Bernie Morgan told Third Sector that the bank, which is expected to use money from unclaimed assets to provide new financial products for charities, should reflect lobbying priorities put forward by existing organisations in the social investment field.
"The bank will be in a good position to lobby because it will have a very broad view of the whole sector while it works through intermediaries," she said.
"There are plenty of other organisations in the sector that do lobbying, and do it well, but I feel that their voices might be eclipsed by the scale of the wholesaler.
"We have to come to a considered view on where it will lobby and what the role might look like.
"Unless we get going on it now, we will be caught short later on in the process."

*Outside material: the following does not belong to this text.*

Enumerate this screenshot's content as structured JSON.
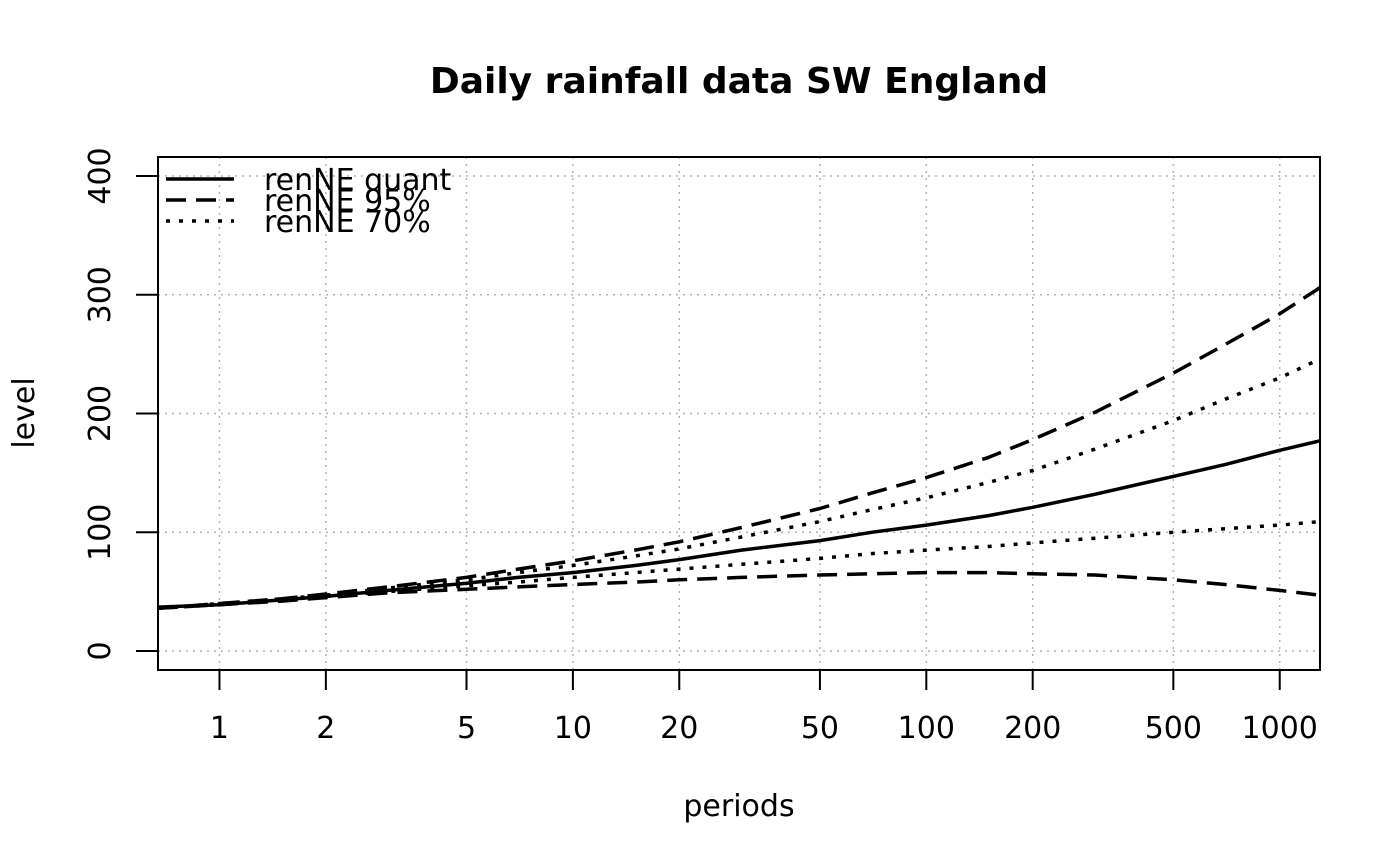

She was speaking after the Good Deals social investment conference last week. Third Sector asked Toby Eccles, development director at Social Finance, a new company formed to research the social investment market, to comment.
He said: "The expertise that the bank builds, and the research it does, will put it in a very strong position to inform government, and other funders in the arena, about how to expand the available capital in the market place."
He said the debate should focus on accountability: "If you get the accountability wrong and it's too narrow, so that it's accountable only to financiers or government, then the bank's ability to advocate sensibly will be damaged," he said.
The bank has been named in the Government's Dormant Bank and Building Society Accounts Bill as the third-place recipient for unclaimed assets after youth services and financial inclusion. A date is yet to be set for the Bill's second Commons reading.